Tesla and SpaceX CEO Elon Musk takes his seat at the inauguration ceremony before Donald Trump is sworn in as the 47th U.S. President in the U.S. Capitol Rotunda in Washington, D.C., on Jan. 20, 2025.
Saul Loeb | AFP | Getty Images
Billionaire tech mogul Elon Musk on Friday launched a poll on his social media platform X asking users whether a staffer on his DOGE team should be rehired after resigning from the Trump administration post over the exposure of tweets advocating for racism and eugenics.
“Bring back @DOGE staffer who made inappropriate statements via a now deleted pseudonym?” the Tesla CEO Musk wrote in a tweet, which carried the options “yes” and “no” for users to click on.
The staffer, Marko Elez, resigned Thursday after The Wall Street Journal asked the White House about the 25-year-old’s connection to an X account that had made inflammatory posts.
“Just for the record, I was racist before it was cool,” the account posted last summer, the Journal reported.
In June, the account posted: “I would not mind at all if Gaza and Israel were both wiped off the face of the Earth.”
Musk’s poll, which ended around 11:15 a.m., drew more than 385,000 votes.
Of those votes, 78% said that Elez should be brought back, while 22% voted no on that question.
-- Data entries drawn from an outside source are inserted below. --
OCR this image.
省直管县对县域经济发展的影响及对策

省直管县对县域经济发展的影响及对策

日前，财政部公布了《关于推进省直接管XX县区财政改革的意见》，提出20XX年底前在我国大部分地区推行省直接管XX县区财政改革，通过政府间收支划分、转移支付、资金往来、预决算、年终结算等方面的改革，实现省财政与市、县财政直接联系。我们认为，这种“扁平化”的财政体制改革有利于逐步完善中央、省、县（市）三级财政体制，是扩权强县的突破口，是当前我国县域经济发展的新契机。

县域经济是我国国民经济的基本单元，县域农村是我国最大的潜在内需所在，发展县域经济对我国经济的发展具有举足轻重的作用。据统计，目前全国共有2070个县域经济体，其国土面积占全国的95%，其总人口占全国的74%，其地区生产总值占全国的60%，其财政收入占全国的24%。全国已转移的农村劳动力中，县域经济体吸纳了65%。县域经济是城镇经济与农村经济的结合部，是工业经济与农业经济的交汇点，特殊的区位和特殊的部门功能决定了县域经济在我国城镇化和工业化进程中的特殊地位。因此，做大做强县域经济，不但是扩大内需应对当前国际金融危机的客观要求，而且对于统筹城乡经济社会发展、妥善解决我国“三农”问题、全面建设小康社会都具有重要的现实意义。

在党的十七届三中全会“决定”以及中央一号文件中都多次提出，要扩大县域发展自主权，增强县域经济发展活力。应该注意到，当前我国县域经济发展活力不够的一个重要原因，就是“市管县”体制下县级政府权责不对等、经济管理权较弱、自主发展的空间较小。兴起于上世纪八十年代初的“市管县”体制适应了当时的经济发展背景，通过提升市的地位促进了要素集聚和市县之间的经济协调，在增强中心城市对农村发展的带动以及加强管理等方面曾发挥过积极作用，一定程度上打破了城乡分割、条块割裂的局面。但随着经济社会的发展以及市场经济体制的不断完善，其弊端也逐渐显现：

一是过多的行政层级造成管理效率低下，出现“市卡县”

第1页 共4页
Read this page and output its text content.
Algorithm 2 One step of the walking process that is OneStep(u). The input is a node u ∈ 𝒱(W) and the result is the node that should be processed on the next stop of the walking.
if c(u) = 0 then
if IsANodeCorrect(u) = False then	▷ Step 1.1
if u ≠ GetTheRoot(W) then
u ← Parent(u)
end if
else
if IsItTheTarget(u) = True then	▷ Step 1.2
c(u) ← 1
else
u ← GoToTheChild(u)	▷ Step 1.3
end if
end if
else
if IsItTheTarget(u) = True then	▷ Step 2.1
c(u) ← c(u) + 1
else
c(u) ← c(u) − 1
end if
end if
Elez was one of a group of young adults on Musk’s advisory team, called the Department of Government Efficiency, which has been tasked by President Donald Trump with cutting federal spending and reducing the U.S. government workforce.
On Thursday, before he quit, Elez and another DOGE staffer who were designated as special government employees were approved by a federal judge to have access to the payment system of the U.S. Treasury. The judge restricted their ability to share data from that highly sensitive system with other people.
Elez previously worked for X and another Musk company, SpaceX.
Treasury Secretary Scott Bessent told the Bloomberg news service Thursday that he personally had vetted one of the two Treasury employees from Musk’s DOGE team. It was not clear if that person was Elez, who resigned after Bessent gave his interview.
“These are highly trained professionals,” Bessent told Bloomberg. “This is not some roving band running around doing things.”
Energy Secretary Chris Wright, in an interview Friday with CNBC’s Brian Sullivan, spoke about DOGE employees being deployed to his department.
“The government is old and maybe a little bit stodgy,” Wright said. “We’ve got some young kids, think young gun management consultants, coming in to take a critical look at how things are run.”
“I’ve heard these rumors. They’re like seeing our nuclear secrets. None of that is true at all,” Wright said. “They don’t have security clearances.”
CNN previously reported that a DOGE staffer was given access to the Energy Department’s IT system.
— CNBC’s Spencer Kimball contributed to this article.